Fontaines D.C.: Tiny Desk (Home) Concert
The Tiny Desk is working from home for the foreseeable future. Introducing NPR Music's Tiny Desk (home) concerts, bringing you performances from across the country and the world. It's the same spirit — stripped-down sets, an intimate setting — just a different space.
Filmed in Chicago's beautiful brick Irish American Heritage Center during a recent tour, this four-song set begins with Fontaines D.C. singer Grian Chatten in the stacks at the center's library, playing a button accordion and singing the mordant ballad "The Couple Across the Way" as cellist Maureen Dunne and violist Isaac Henry accompany him. An emotional touchstone on the band's latest album, Skinty Fia, it's a taste of an unfinished Fontaines project: the Irish group originally planned to release a double set with half traditionally-styled tunes and half the searing, atmospheric post-punk that makes this third LP the band's best.
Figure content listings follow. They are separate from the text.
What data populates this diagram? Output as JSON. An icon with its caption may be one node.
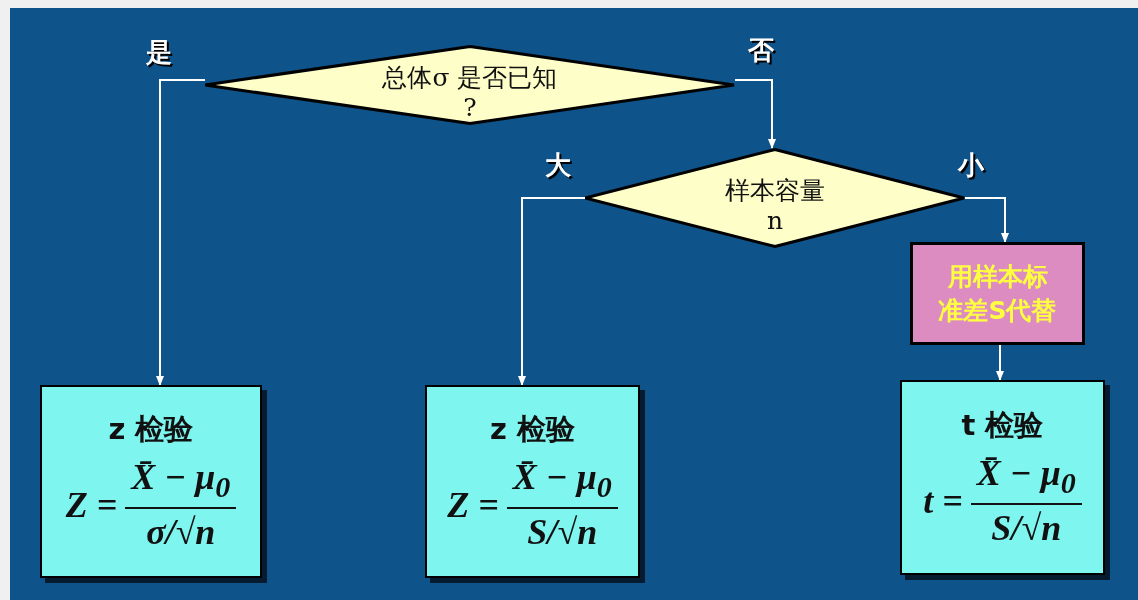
{
  "diagram": {
    "nodes": [
      {
        "text": [
          "总体σ 是否已知 ?"
        ]
      },
      {
        "text": [
          "样本容量 n"
        ]
      },
      {
        "text": [
          "z 检验",
          "Z =",
          "X̄ − μ$_{0}$",
          "σ/√n"
        ]
      },
      {
        "text": [
          "z 检验",
          "Z =",
          "X̄ − μ$_{0}$",
          "S/√n"
        ]
      },
      {
        "text": [
          "用样本标准差S代替"
        ]
      },
      {
        "text": [
          "t 检验",
          "t =",
          "X̄ − μ$_{0}$",
          "S/√n"
        ]
      }
    ],
    "edges": [
      {
        "from": 0,
        "to": 2,
        "arrow": "to",
        "label": "是"
      },
      {
        "from": 0,
        "to": 1,
        "arrow": "to",
        "label": "否"
      },
      {
        "from": 1,
        "to": 3,
        "arrow": "to",
        "label": "大"
      },
      {
        "from": 1,
        "to": 4,
        "arrow": "to",
        "label": "小"
      },
      {
        "from": 4,
        "to": 5,
        "arrow": "to"
      }
    ]
  }
}
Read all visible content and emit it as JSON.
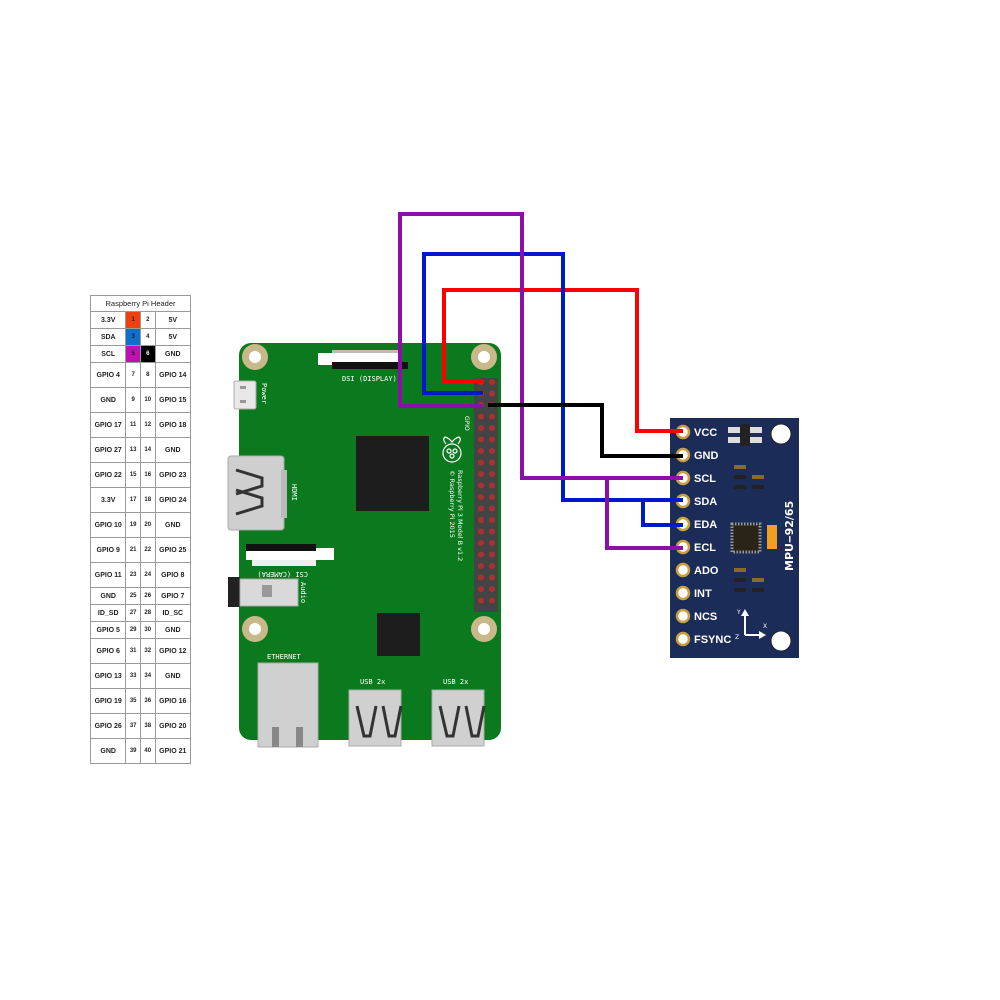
{
  "header_table": {
    "title": "Raspberry Pi Header",
    "rows": [
      {
        "left": "3.3V",
        "pin_a": "1",
        "pin_b": "2",
        "right": "5V",
        "color_a": "#f04010",
        "color_b": ""
      },
      {
        "left": "SDA",
        "pin_a": "3",
        "pin_b": "4",
        "right": "5V",
        "color_a": "#1070c8",
        "color_b": ""
      },
      {
        "left": "SCL",
        "pin_a": "5",
        "pin_b": "6",
        "right": "GND",
        "color_a": "#c010b0",
        "color_b": "#000000"
      },
      {
        "left": "GPIO 4",
        "pin_a": "7",
        "pin_b": "8",
        "right": "GPIO 14"
      },
      {
        "left": "GND",
        "pin_a": "9",
        "pin_b": "10",
        "right": "GPIO 15"
      },
      {
        "left": "GPIO 17",
        "pin_a": "11",
        "pin_b": "12",
        "right": "GPIO 18"
      },
      {
        "left": "GPIO 27",
        "pin_a": "13",
        "pin_b": "14",
        "right": "GND"
      },
      {
        "left": "GPIO 22",
        "pin_a": "15",
        "pin_b": "16",
        "right": "GPIO 23"
      },
      {
        "left": "3.3V",
        "pin_a": "17",
        "pin_b": "18",
        "right": "GPIO 24"
      },
      {
        "left": "GPIO 10",
        "pin_a": "19",
        "pin_b": "20",
        "right": "GND"
      },
      {
        "left": "GPIO 9",
        "pin_a": "21",
        "pin_b": "22",
        "right": "GPIO 25"
      },
      {
        "left": "GPIO 11",
        "pin_a": "23",
        "pin_b": "24",
        "right": "GPIO 8"
      },
      {
        "left": "GND",
        "pin_a": "25",
        "pin_b": "26",
        "right": "GPIO 7"
      },
      {
        "left": "ID_SD",
        "pin_a": "27",
        "pin_b": "28",
        "right": "ID_SC"
      },
      {
        "left": "GPIO 5",
        "pin_a": "29",
        "pin_b": "30",
        "right": "GND"
      },
      {
        "left": "GPIO 6",
        "pin_a": "31",
        "pin_b": "32",
        "right": "GPIO 12"
      },
      {
        "left": "GPIO 13",
        "pin_a": "33",
        "pin_b": "34",
        "right": "GND"
      },
      {
        "left": "GPIO 19",
        "pin_a": "35",
        "pin_b": "36",
        "right": "GPIO 16"
      },
      {
        "left": "GPIO 26",
        "pin_a": "37",
        "pin_b": "38",
        "right": "GPIO 20"
      },
      {
        "left": "GND",
        "pin_a": "39",
        "pin_b": "40",
        "right": "GPIO 21"
      }
    ]
  },
  "raspberry_pi": {
    "labels": {
      "dsi": "DSI (DISPLAY)",
      "power": "Power",
      "hdmi": "HDMI",
      "csi": "CSI (CAMERA)",
      "audio": "Audio",
      "gpio": "GPIO",
      "ethernet": "ETHERNET",
      "usb1": "USB 2x",
      "usb2": "USB 2x",
      "model": "Raspberry Pi 3 Model B v1.2",
      "copyright": "© Raspberry Pi 2015"
    },
    "colors": {
      "board": "#0b7a1e",
      "header": "#444444",
      "pin": "#a83232"
    }
  },
  "sensor": {
    "name": "MPU‒92/65",
    "pins": [
      "VCC",
      "GND",
      "SCL",
      "SDA",
      "EDA",
      "ECL",
      "ADO",
      "INT",
      "NCS",
      "FSYNC"
    ],
    "axis_labels": {
      "x": "X",
      "y": "Y",
      "z": "Z"
    },
    "colors": {
      "board": "#1c2c58",
      "chip_accent": "#f0a020"
    }
  },
  "wires": [
    {
      "from": "Pi pin 1 (3.3V)",
      "to": "VCC",
      "color": "#ff0000"
    },
    {
      "from": "Pi pin 6 (GND)",
      "to": "GND",
      "color": "#000000"
    },
    {
      "from": "Pi pin 5 (SCL)",
      "to": "SCL",
      "color": "#8a10a8"
    },
    {
      "from": "Pi pin 3 (SDA)",
      "to": "SDA",
      "color": "#0018d0"
    },
    {
      "from": "SDA",
      "to": "EDA",
      "color": "#0018d0"
    },
    {
      "from": "SCL",
      "to": "ECL",
      "color": "#8a10a8"
    }
  ]
}
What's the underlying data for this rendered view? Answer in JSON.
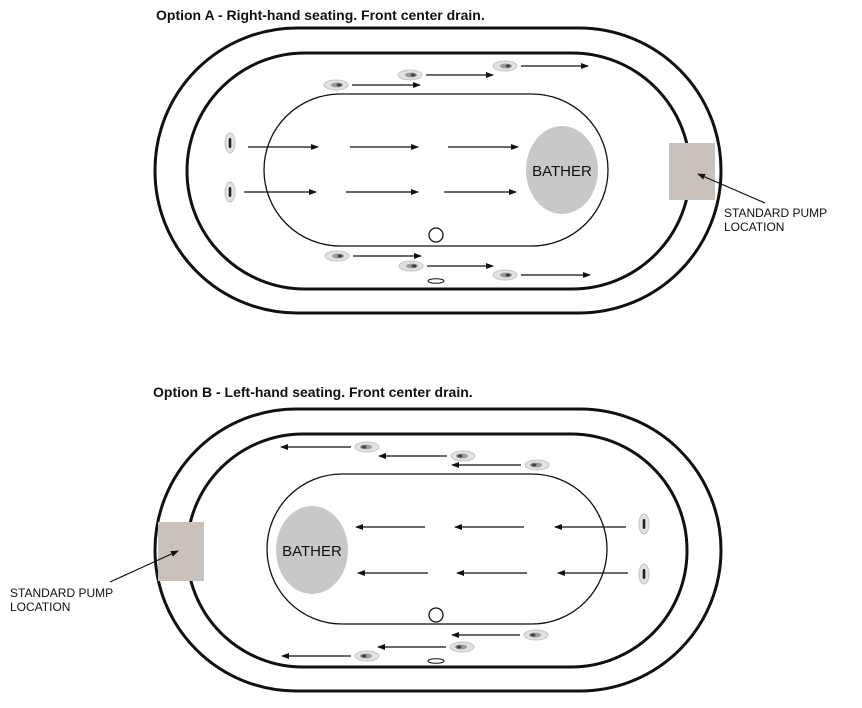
{
  "option_a": {
    "title": "Option A - Right-hand seating. Front center drain.",
    "bather_label": "BATHER",
    "pump_label_line1": "STANDARD PUMP",
    "pump_label_line2": "LOCATION"
  },
  "option_b": {
    "title": "Option B - Left-hand seating. Front center drain.",
    "bather_label": "BATHER",
    "pump_label_line1": "STANDARD PUMP",
    "pump_label_line2": "LOCATION"
  },
  "colors": {
    "outline": "#111111",
    "bather": "#c8c8c8",
    "pump": "#c9c1bb",
    "jet": "#e4e4e4"
  }
}
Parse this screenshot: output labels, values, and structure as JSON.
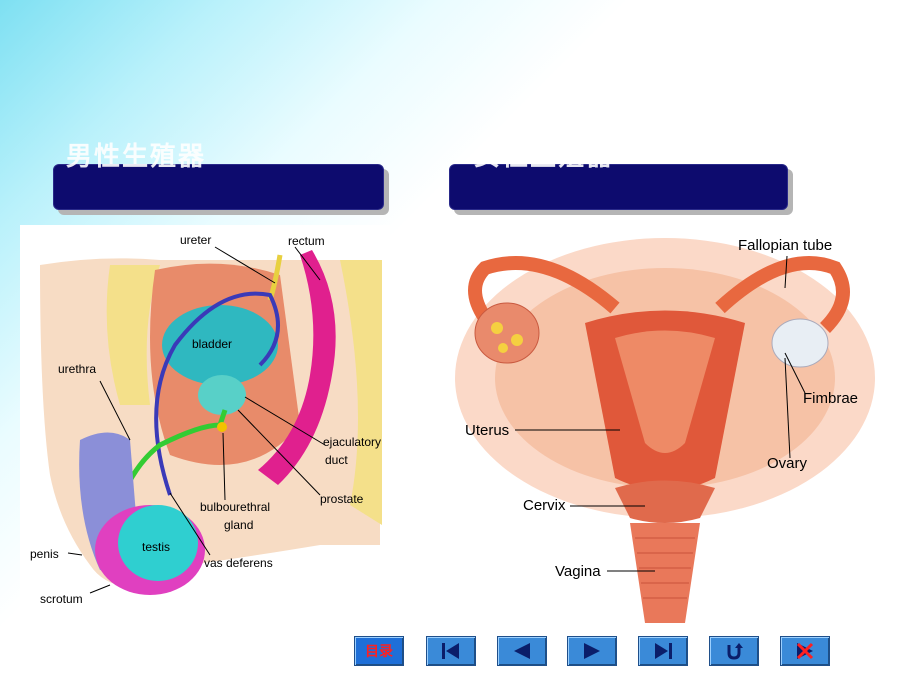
{
  "slide": {
    "left_heading": "男性生殖器",
    "right_heading": "女性生殖器"
  },
  "male_diagram": {
    "labels": {
      "ureter": "ureter",
      "rectum": "rectum",
      "bladder": "bladder",
      "urethra": "urethra",
      "ejaculatory_duct_1": "ejaculatory",
      "ejaculatory_duct_2": "duct",
      "prostate": "prostate",
      "bulbourethral_1": "bulbourethral",
      "bulbourethral_2": "gland",
      "testis": "testis",
      "vas_deferens": "vas deferens",
      "penis": "penis",
      "scrotum": "scrotum"
    }
  },
  "female_diagram": {
    "labels": {
      "fallopian_tube": "Fallopian tube",
      "fimbrae": "Fimbrae",
      "ovary": "Ovary",
      "uterus": "Uterus",
      "cervix": "Cervix",
      "vagina": "Vagina"
    }
  },
  "navigation": {
    "toc_label": "目录",
    "buttons": [
      {
        "name": "first-slide-icon"
      },
      {
        "name": "previous-slide-icon"
      },
      {
        "name": "next-slide-icon"
      },
      {
        "name": "last-slide-icon"
      },
      {
        "name": "return-icon"
      },
      {
        "name": "exit-icon"
      }
    ]
  },
  "colors": {
    "heading_bar": "#0d0b6e",
    "nav_button": "#3a8ad8",
    "bladder": "#2fb8c0",
    "rectum": "#e0208e",
    "urethra": "#33cc33",
    "vas_deferens": "#3a3ab8",
    "uterus": "#e0583a"
  }
}
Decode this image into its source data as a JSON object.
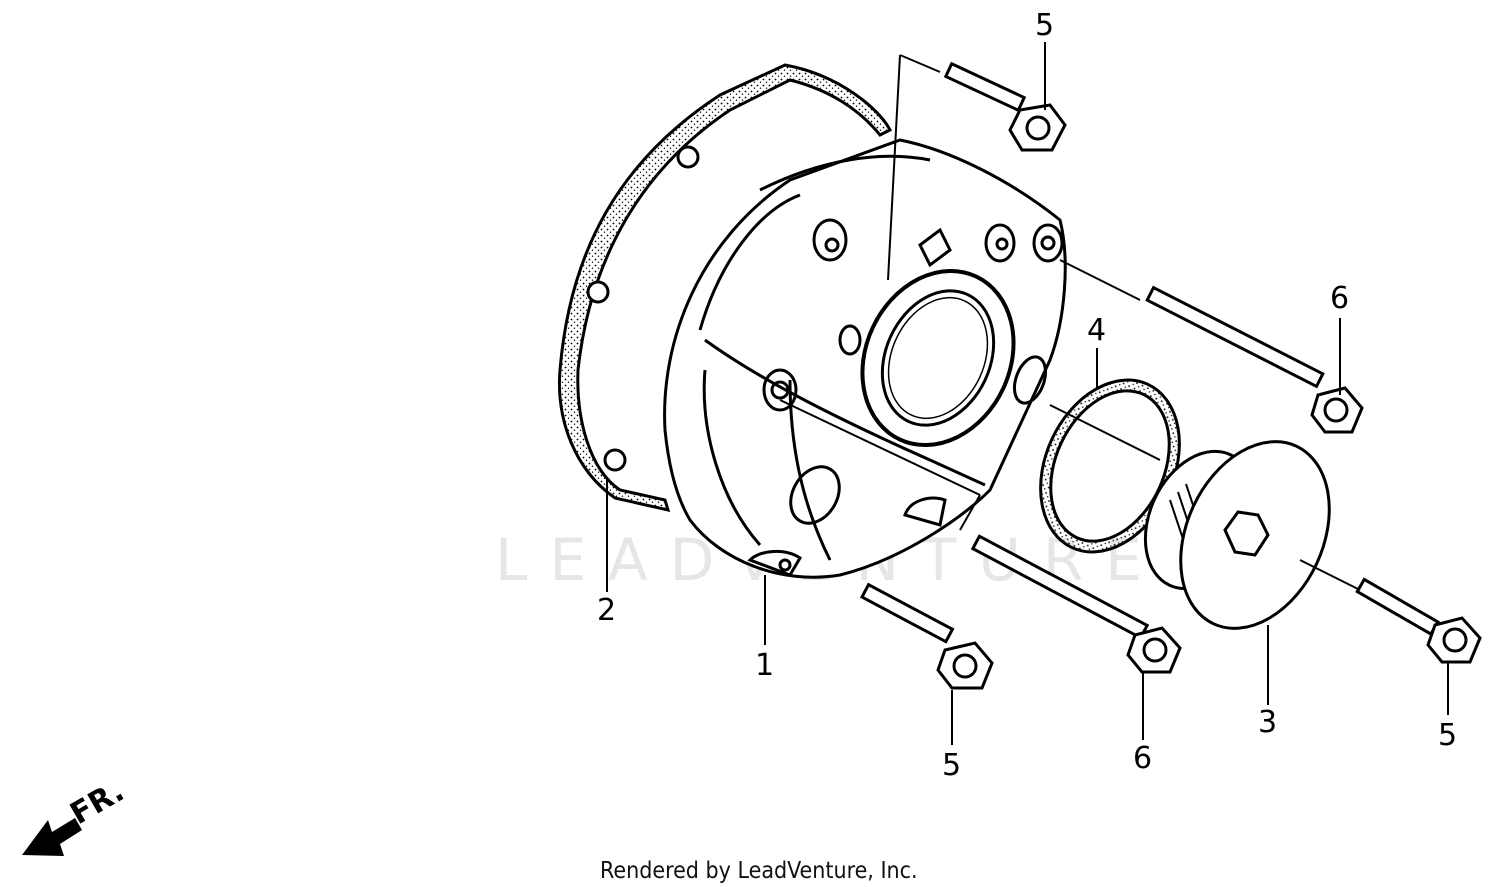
{
  "callouts": {
    "c1": "1",
    "c2": "2",
    "c3": "3",
    "c4": "4",
    "c5_top": "5",
    "c5_bottom_left": "5",
    "c5_bottom_right": "5",
    "c6_right": "6",
    "c6_bottom": "6"
  },
  "front_indicator": "FR.",
  "watermark": "LEADVENTURE",
  "footer": "Rendered by LeadVenture, Inc.",
  "colors": {
    "line": "#000000",
    "watermark": "#e6e6e6"
  }
}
But we won't stay here in the quiet, unsettled heart. Chatten ambles over to the library's open area, where the band is set up alongside members of the Northwestern University Choir to perform "In ár gCroíthe go deo." The eerie blend of the choir's harmonies and the band's droning, building rhythms moves this music from storytelling to poetry. The song is a keen: an Irish lament for a dead woman whose family wanted the song's title phrase inscribed on her grave but were thwarted when officials in their English hometown demanded a translation. "Gone is the night, gone is the day," Chatten sings through gritted teeth as the choir and his bandmates chant those lost Irish words. Another library corner offers a dynamic shift, as Carlos O'Connell leads the tender, drifting "Big Shot" with delicate keyboard. Then it's back to the noise with "Nabokov" — the perfect tune for tearing up an archive — and a final surprise sends the set into happy chaos.